# Proud



## Lanason (Sep 1, 2009)

To be British !!!!


----------



## Whitedesert (Oct 9, 2011)

Lanason said:


> To be British !!!!


 Watching the opening ceremony was like watching paint dry.


----------



## Lanason (Sep 1, 2009)

Whitedesert said:


> Watching the opening ceremony was like watching paint dry.


so the humour was way over your head then 

gotta love Mr Bean, HRH and 007

the Calduron was inspirational ,:clap2::clap2: with 'young' athletes nominated by British Great Olympians to light it

thats why there is a "Great" in Great Britain


----------



## Whitedesert (Oct 9, 2011)

Lanason said:


> so the humour was way over your head then
> 
> gotta love Mr Bean, HRH and 007
> 
> ...


 If you say so, amongst my fellow citizens, what we saw was "dragging" just a bit old chap


----------



## Lanason (Sep 1, 2009)

Whitedesert said:


> If you say so, amongst my fellow citizens, what we saw was "dragging" just a bit old chap


you must mean the Athletes parade - not much can be done with that bit


----------



## mamasue (Oct 7, 2008)

Adrian I agree.....I loved the whole thing.....it wasn't just about being a Brit.....
My husband's American....and he thought it was awesome, from start to finish...
In yer face, Mitt Romney!!!:cheer2:


----------



## hurghadapat (Mar 26, 2010)

Whitedesert said:


> If you say so, amongst my fellow citizens, what we saw was "dragging" just a bit old chap


Sour Grapes...or what.


----------



## Whitedesert (Oct 9, 2011)

hurghadapat said:


> Sour Grapes...or what.


 don't really think so, not really our bag anyway, now if the Sharks had lost against the Stormers today, that would have being more than sour grapes, I would have mourned! but they did not, my boys are on their way for the super 15 rugby finals against the Kiwiland Chiefs, and after that it is the Boks against the All Blacks, Wallabies and Argentinians.
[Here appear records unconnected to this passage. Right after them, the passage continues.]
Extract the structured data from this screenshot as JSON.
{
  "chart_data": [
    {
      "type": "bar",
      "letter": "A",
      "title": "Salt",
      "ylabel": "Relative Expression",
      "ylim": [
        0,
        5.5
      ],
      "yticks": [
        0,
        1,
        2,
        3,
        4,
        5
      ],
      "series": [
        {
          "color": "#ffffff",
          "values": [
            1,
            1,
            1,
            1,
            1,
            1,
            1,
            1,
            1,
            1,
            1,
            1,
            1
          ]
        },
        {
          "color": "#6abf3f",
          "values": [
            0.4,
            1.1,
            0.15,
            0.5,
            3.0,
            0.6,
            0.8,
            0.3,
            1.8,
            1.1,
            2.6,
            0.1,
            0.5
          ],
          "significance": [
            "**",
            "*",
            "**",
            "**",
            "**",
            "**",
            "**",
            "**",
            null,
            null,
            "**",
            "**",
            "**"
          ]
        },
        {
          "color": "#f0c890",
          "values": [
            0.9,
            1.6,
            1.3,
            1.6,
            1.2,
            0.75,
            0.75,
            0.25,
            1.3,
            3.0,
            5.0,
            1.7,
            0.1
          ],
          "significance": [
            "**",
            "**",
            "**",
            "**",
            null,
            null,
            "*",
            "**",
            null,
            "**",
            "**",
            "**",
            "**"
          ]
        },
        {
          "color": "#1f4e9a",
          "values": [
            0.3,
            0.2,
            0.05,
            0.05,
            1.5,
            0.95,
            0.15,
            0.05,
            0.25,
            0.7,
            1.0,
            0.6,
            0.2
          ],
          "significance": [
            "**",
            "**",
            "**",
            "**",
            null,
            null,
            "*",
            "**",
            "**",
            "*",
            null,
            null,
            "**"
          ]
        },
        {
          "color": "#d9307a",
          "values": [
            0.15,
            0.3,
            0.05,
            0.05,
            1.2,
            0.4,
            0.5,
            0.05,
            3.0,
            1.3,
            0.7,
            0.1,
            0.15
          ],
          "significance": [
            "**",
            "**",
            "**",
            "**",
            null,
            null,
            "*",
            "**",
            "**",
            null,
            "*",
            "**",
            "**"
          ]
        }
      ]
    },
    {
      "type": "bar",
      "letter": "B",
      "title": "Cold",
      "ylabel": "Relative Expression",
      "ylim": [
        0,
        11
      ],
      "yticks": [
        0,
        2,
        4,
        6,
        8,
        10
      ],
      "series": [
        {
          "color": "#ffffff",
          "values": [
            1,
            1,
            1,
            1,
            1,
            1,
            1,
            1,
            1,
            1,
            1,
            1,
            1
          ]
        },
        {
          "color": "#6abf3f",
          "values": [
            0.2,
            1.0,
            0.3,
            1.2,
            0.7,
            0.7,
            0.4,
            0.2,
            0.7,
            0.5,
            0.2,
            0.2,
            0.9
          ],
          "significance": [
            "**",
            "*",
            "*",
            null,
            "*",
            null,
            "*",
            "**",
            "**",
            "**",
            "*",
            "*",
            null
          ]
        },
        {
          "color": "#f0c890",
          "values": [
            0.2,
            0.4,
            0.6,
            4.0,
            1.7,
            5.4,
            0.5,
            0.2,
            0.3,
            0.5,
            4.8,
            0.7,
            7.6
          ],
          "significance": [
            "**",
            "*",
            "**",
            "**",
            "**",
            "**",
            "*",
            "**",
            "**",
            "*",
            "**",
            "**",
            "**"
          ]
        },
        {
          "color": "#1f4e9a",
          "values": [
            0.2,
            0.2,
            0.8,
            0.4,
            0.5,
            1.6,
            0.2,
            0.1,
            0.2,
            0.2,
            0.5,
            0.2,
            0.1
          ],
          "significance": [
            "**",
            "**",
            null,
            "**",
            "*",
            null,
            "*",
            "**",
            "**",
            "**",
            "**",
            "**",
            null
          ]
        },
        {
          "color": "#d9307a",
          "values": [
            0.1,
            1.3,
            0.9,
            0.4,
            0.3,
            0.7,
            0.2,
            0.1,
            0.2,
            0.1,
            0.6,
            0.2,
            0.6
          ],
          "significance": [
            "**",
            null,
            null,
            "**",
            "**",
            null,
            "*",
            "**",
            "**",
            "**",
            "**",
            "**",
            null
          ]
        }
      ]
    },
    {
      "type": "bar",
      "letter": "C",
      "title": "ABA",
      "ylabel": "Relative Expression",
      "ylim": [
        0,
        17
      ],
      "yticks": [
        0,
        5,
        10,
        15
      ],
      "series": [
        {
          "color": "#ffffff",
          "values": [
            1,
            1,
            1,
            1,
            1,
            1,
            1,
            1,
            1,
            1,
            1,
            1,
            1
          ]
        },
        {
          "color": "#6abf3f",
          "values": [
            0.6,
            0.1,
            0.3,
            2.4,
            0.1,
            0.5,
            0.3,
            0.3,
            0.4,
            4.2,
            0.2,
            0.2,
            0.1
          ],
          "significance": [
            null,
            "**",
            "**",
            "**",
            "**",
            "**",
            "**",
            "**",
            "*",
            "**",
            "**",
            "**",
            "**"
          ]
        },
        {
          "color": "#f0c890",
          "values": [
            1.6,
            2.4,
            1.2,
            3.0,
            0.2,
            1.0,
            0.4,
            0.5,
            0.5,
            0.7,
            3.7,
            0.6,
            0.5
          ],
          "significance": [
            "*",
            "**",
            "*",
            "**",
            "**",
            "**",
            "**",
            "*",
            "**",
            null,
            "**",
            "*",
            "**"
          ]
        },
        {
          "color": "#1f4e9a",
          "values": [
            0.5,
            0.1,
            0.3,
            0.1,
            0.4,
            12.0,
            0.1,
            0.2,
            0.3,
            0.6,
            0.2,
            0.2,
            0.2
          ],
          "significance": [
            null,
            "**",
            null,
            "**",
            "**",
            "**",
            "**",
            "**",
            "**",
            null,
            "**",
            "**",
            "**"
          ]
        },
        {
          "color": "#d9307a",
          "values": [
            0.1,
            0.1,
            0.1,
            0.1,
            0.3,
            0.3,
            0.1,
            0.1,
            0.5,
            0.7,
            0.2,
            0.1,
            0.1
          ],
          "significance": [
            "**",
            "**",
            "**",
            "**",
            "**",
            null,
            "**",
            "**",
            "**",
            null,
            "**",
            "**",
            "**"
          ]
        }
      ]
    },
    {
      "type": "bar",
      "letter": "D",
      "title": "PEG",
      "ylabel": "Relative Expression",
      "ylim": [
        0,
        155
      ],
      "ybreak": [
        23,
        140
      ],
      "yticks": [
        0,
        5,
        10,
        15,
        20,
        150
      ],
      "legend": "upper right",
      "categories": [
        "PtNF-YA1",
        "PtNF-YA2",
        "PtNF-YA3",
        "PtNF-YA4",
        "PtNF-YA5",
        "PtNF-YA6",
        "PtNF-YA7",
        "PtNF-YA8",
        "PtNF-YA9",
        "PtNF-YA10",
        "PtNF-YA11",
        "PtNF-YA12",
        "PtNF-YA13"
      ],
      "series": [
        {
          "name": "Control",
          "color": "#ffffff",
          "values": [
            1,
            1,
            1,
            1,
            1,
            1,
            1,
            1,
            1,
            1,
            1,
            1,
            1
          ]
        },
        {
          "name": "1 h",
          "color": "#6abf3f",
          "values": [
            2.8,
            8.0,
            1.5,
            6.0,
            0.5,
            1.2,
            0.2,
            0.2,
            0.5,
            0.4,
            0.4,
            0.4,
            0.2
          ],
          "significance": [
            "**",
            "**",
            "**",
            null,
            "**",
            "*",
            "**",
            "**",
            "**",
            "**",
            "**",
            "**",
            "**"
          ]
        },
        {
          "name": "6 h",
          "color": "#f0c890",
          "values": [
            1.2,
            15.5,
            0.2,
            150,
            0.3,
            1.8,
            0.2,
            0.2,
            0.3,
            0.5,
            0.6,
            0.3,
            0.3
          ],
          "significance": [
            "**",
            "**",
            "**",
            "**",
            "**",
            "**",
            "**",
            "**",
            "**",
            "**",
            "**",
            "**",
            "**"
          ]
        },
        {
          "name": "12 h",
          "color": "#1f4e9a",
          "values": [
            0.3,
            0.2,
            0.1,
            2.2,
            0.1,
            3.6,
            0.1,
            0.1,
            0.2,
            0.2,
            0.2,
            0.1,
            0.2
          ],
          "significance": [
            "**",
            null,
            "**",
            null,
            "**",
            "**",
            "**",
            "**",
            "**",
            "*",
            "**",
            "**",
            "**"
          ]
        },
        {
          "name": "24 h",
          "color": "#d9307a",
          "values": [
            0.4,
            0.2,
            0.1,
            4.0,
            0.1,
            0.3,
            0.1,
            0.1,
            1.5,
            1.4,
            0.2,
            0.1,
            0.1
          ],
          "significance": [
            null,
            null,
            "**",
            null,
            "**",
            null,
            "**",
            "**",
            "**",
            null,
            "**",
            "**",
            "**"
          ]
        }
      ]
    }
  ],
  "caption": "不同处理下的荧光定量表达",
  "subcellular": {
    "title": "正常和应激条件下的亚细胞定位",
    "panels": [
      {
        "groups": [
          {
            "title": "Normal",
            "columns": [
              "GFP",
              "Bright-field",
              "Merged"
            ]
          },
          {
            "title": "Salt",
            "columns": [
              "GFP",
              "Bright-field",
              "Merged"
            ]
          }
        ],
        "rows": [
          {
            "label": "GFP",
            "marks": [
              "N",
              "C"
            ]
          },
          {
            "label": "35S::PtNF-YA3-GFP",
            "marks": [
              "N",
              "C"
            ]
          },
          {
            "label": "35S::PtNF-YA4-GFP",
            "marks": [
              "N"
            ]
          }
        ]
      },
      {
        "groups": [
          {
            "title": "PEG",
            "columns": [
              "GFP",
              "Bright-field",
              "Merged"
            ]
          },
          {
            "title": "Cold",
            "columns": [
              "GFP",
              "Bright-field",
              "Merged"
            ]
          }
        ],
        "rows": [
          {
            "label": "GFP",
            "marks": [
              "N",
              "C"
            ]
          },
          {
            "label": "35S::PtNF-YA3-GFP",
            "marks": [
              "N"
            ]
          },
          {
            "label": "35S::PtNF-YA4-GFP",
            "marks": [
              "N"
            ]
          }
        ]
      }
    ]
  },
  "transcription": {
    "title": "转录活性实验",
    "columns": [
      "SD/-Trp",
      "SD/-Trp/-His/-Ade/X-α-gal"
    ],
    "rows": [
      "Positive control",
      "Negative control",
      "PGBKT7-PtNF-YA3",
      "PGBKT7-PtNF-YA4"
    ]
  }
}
Sour grapes might have something to do with an English No1 in the world cricket team that lost a test with an entire innings, me thinks


----------



## marenostrum (Feb 19, 2011)

Lanason said:


> To be British !!!!


lets have a look at the medals table:

BBC Sport - London 2012 Olympics - Medal Table


:clap2:


----------



## hurghadapat (Mar 26, 2010)

marenostrum said:


> lets have a look at the medals table:
> 
> BBC Sport - London 2012 Olympics - Medal Table
> 
> ...


Lol....pride comes before a fall...early days...early days.


----------



## Lanason (Sep 1, 2009)

marenostrum said:


> lets have a look at the medals table:
> 
> BBC Sport - London 2012 Olympics - Medal Table
> 
> ...


Yep Italy fast out of the blocks:clap2:


----------